Abandoned Place

Abandoned Place: Kenilworth Castle, The Abandoned Castle in Warwickshire, England

Geoffrey de Clinton constructed Kenilworth Castle in the early 1120s, and it maintained its original form throughout the 12th century. King John took a particular interest in Kenilworth and made significant enhancements to the castle. He ordered the use of stone for the outer bailey wall, built two defensive walls, and created the Great Mere, a water feature designed to safeguard the fortress. These fortifications highlighted Kenilworth’s importance. However, King John’s son, Henry III, seized the castle from him.

Kenilworth Castle became the stage for the longest siege in English history. In 1264, King Henry III attempted to appease the rebelling barons by offering his son, Edward, as a hostage. The barons treated Edward cruelly, despite his eventual release in 1265. The following year, Simon de Montfort II, the owner of Kenilworth Fort, was supposed to surrender the castle to the King as agreed, but he refused to do so.

In June 1266, King Henry III besieged the castle, and the siege persisted until December of the same year. Despite numerous attempts, the castle’s defenses remained steadfast. Eventually, the King offered the rebels a chance to regain their confiscated properties if they surrendered the fortress.

As time passed, Kenilworth Castle continued to play a significant role in various important events.
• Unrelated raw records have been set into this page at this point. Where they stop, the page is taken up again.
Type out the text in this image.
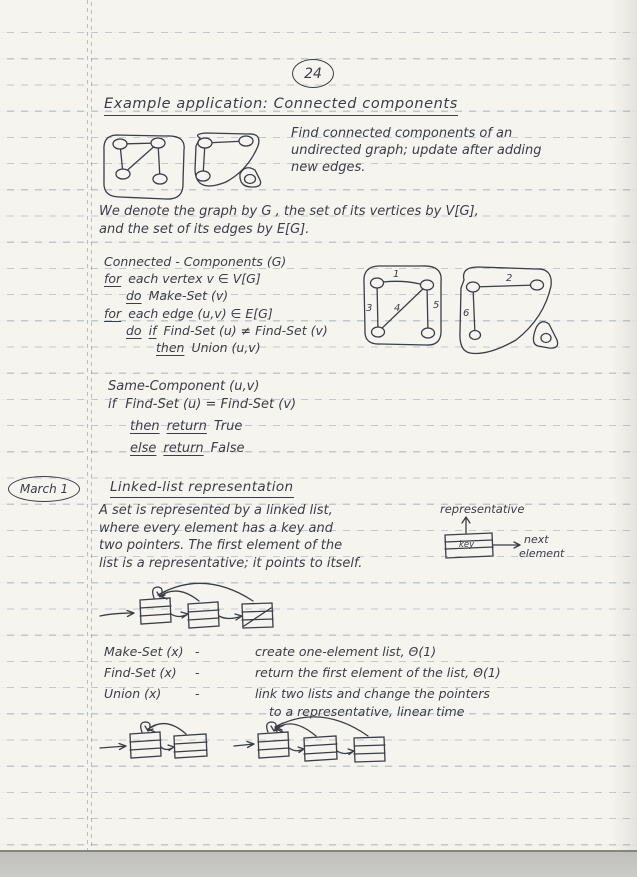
24
Example application: Connected components
Find connected components of an
undirected graph; update after adding
new edges.
We denote the graph by G , the set of its vertices by V[G],
and the set of its edges by E[G].
Connected - Components (G)
for each vertex v ∈ V[G]
do Make-Set (v)
for each edge (u,v) ∈ E[G]
do if Find-Set (u) ≠ Find-Set (v)
then Union (u,v)
1	2
3 4	5
6
Same-Component (u,v)
if Find-Set (u) = Find-Set (v)
then return True
else return False
March 1	Linked-list representation
A set is represented by a linked list,
where every element has a key and
two pointers. The first element of the
list is a representative; it points to itself.
representative
key	next
element
Make-Set (x) -	create one-element list, Θ(1)
Find-Set (x)	-	return the first element of the list, Θ(1)
Union (x)	-	link two lists and change the pointers
to a representative, linear time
It was involved in Lancastrian operations during the Wars of the Roses, the removal of Edward II from the throne, and the grand reception that the Earl of Leicester prepared for Queen Elizabeth I. Unfortunately, Kenilworth suffered damage after the First Civil War and has remained an abandoned castle since then. Since 1984, the English Heritage Society has been responsible for managing the estate.